Blick von der Hotelterrasse auf den Säuling, Füssens Hausberg (Foto: Willi)

 Den gastrokulturellen Leitakzent für die folgenden Tage setzte schon auf der Hinfahrt die Mittagspause in Günzburg. Zur Leitkultur der Bayern und der bayerischen Schwaben gehört bekanntlich die möglichst vor dem Zwölf-Uhr-Läuten zu verzehrende Weißwurst samt Brezel und Weißbier. Der gute Wille, uns der einheimischen Sitte anzupassen, erhielt allerdings einen kleinen Dämpfer dadurch, dass unserem Gasthaus in der Günzburger Fußgängerzone erstens Brezn nicht zu Gebote standen, sondern nur Semmeln; dass zweitens angesichts unseres vielköpfigen Ansturms die junge Bedienung in Panik geriet und dass drittens überhaupt die Weißwürste ausgingen. Na ja, an Weißbier fehlte es jedenfalls nicht...
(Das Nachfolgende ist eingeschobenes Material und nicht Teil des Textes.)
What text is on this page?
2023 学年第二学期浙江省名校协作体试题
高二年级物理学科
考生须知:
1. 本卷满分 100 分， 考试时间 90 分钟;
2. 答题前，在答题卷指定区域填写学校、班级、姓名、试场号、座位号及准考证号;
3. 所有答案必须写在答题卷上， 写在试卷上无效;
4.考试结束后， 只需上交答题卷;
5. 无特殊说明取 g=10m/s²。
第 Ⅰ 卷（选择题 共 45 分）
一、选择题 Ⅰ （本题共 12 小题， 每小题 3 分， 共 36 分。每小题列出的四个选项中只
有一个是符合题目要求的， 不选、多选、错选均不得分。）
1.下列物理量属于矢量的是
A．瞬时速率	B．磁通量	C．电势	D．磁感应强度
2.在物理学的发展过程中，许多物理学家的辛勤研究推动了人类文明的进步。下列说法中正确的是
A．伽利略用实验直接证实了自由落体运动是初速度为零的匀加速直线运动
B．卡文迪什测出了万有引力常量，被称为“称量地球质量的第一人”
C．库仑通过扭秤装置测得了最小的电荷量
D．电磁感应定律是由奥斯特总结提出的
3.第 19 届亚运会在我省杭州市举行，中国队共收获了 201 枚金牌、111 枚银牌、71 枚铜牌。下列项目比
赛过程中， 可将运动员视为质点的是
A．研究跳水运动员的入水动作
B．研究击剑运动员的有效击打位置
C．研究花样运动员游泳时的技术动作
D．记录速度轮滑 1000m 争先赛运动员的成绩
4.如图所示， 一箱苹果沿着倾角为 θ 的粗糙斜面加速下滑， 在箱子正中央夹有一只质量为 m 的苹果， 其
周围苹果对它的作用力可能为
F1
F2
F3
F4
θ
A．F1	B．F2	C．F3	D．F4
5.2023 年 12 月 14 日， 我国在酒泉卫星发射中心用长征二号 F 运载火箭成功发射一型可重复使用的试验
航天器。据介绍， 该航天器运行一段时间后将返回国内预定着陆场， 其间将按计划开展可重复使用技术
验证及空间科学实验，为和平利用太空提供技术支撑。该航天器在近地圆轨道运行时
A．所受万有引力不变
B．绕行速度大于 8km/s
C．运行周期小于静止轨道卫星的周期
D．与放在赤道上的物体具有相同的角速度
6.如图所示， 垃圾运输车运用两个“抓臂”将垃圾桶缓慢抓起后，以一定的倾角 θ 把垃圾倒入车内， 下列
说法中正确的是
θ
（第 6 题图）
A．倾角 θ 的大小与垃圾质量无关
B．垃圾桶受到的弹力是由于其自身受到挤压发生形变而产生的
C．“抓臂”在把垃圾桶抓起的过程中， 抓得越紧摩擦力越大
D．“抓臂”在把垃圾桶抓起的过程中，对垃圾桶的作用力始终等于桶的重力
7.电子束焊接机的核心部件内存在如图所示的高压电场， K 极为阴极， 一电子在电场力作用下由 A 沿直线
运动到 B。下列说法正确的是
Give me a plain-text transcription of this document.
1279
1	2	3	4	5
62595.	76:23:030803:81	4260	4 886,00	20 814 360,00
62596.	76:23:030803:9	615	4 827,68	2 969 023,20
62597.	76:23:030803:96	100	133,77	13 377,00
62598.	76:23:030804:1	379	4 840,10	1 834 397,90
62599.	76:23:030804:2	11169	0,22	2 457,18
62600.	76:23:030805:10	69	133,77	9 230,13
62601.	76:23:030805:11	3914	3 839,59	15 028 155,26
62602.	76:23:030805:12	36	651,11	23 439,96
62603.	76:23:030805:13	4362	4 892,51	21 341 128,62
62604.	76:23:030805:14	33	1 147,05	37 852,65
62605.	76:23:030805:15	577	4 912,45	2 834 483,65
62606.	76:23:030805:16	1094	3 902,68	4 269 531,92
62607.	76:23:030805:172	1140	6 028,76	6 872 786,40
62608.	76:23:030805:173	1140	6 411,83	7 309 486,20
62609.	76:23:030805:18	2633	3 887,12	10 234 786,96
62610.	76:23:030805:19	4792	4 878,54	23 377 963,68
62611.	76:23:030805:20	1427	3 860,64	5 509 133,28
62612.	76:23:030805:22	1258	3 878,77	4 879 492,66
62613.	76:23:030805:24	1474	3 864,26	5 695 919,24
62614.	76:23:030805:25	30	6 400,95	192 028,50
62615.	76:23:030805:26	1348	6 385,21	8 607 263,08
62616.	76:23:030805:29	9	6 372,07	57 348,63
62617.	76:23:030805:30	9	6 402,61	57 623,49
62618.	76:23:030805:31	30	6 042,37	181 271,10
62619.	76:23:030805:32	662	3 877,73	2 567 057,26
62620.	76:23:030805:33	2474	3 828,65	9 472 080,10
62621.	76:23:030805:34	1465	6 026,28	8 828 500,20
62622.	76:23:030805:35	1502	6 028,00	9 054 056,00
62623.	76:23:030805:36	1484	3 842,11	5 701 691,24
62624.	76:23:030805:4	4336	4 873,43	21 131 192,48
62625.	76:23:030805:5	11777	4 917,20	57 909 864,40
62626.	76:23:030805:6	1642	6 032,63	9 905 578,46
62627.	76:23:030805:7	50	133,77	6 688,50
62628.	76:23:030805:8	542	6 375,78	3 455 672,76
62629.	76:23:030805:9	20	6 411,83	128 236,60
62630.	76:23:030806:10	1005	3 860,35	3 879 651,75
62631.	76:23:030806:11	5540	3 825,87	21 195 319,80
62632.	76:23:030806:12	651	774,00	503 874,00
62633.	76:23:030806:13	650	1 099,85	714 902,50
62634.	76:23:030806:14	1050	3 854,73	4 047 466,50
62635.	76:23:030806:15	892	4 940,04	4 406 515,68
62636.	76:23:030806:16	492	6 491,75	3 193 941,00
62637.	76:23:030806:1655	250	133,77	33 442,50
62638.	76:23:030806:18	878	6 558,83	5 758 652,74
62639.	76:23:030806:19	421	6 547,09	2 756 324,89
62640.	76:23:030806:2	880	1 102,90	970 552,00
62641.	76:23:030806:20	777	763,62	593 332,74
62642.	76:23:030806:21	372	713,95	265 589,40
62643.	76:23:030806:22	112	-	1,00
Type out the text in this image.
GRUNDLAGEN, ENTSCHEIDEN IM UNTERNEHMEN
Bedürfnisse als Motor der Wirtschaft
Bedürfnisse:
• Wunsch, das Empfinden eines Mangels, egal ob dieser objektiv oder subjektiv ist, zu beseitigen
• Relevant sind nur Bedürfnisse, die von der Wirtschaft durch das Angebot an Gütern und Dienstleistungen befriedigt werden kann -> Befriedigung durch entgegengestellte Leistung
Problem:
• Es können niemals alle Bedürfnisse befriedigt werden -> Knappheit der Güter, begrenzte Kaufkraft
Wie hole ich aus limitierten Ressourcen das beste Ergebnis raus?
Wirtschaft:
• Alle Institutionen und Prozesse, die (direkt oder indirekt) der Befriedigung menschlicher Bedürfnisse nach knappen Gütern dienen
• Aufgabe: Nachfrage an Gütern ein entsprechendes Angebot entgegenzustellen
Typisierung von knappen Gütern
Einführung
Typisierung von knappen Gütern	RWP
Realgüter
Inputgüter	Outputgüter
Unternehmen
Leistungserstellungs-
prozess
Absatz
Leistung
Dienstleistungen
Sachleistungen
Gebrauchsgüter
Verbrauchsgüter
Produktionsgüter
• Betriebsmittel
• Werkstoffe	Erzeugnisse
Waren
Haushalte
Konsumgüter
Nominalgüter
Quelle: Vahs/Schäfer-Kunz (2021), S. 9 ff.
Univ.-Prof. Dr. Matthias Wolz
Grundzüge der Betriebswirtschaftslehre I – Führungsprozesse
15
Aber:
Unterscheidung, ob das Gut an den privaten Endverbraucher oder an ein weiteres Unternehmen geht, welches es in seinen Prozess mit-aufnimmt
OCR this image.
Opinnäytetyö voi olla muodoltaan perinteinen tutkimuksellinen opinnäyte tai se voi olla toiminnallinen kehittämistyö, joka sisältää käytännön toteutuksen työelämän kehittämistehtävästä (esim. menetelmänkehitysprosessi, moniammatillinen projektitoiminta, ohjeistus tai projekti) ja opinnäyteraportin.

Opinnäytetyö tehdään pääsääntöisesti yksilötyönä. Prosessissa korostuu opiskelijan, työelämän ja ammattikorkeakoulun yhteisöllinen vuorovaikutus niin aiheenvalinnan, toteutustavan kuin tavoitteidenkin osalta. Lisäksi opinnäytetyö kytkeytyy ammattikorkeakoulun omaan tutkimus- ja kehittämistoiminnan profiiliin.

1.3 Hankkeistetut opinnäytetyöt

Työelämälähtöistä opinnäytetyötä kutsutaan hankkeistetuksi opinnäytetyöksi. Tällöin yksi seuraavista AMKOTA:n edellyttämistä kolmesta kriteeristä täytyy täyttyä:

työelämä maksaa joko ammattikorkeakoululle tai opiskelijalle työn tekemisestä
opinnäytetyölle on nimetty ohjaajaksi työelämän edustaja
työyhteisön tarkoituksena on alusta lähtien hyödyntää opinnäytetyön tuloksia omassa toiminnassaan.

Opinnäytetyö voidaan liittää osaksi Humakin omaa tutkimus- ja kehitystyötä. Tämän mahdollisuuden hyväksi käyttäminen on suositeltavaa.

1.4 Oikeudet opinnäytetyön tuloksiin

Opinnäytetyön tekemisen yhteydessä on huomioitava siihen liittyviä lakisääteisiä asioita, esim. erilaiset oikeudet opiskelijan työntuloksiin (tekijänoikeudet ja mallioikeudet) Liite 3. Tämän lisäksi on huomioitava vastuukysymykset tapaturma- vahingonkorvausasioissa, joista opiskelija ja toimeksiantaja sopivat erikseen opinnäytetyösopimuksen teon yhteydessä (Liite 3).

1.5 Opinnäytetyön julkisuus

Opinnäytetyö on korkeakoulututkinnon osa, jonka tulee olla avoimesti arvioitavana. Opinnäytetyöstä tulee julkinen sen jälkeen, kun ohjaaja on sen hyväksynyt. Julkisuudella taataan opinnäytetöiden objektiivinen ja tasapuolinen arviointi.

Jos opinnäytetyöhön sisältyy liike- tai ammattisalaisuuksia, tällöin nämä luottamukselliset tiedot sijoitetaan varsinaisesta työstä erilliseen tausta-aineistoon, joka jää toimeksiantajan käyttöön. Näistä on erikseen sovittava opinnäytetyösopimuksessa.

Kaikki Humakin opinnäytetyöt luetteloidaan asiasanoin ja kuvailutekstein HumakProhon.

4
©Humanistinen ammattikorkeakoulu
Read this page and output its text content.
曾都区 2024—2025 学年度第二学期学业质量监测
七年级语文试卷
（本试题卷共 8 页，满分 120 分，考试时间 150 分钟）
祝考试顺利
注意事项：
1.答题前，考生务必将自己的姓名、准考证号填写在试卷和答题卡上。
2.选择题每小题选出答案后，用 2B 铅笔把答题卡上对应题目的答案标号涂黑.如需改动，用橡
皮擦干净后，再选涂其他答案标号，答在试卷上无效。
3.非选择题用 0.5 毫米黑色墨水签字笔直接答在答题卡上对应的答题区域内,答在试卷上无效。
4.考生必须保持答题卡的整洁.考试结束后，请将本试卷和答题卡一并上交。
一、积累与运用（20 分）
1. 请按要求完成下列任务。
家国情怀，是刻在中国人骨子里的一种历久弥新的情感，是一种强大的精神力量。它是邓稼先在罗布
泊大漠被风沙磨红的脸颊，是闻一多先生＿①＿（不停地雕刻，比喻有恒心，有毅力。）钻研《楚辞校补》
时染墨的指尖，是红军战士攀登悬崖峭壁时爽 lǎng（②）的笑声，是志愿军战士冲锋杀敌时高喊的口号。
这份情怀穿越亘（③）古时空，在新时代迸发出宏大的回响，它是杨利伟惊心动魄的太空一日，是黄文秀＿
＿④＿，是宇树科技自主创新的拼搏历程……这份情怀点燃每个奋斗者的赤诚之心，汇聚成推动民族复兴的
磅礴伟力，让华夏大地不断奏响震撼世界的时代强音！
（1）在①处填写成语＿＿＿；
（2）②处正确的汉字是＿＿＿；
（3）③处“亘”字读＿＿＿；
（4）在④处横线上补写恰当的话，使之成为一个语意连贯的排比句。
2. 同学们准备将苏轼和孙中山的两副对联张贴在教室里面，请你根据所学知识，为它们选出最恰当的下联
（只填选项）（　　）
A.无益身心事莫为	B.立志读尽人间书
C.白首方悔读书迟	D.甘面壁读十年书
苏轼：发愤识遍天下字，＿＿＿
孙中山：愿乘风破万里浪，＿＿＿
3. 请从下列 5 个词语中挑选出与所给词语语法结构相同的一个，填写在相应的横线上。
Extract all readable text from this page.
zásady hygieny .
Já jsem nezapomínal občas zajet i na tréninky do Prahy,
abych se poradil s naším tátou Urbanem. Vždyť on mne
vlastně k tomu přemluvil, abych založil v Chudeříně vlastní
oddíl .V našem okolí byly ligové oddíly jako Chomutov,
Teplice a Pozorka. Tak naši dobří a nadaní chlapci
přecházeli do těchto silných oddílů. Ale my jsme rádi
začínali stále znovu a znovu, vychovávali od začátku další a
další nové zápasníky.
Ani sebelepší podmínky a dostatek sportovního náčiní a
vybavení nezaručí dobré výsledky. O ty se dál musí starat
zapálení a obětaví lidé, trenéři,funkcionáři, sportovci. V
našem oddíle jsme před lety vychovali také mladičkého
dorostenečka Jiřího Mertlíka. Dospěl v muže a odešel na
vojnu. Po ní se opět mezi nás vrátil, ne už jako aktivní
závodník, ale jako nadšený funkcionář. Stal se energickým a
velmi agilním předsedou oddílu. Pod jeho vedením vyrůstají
 Auf der ganzen Fahrt strukturierten jedenfalls unsere Biergartenbesuche die Tage aufs schönste. In Erinnerung dürften der lauschige Biergarten der Ettaler Mühle bleiben (wo unsere Gruppe wohl einen Großteil des Steinpilzvorrats verzehrte), und ganz besonders der wunderschön am Wasser gelegene Biergarten in Uffing am Staffelsee. Unter schattigen alten Bäumen an einem Spätsommernachmittag müßig den Segelbooten und dem Spiel des Lichts auf der Wasseroberfläche zuzuschauen, im Hintergrund die Berge im Sonnenglast  –  und vor sich einen großen Teller mit Kartoffelsalat samt gegrillter Lachsforelle und eine Maß: Was kann erquicklicher sein? So erquicklich wenigstens, dass wir unseren Aufenthalt mit dem Einverständnis unseres Busfahrers außerplanmäßig eine Stunde verlängerten. Wie sagte unser Reiseleiter Edmund: Man muss im Urlaub auch mal zu sich selber kommen.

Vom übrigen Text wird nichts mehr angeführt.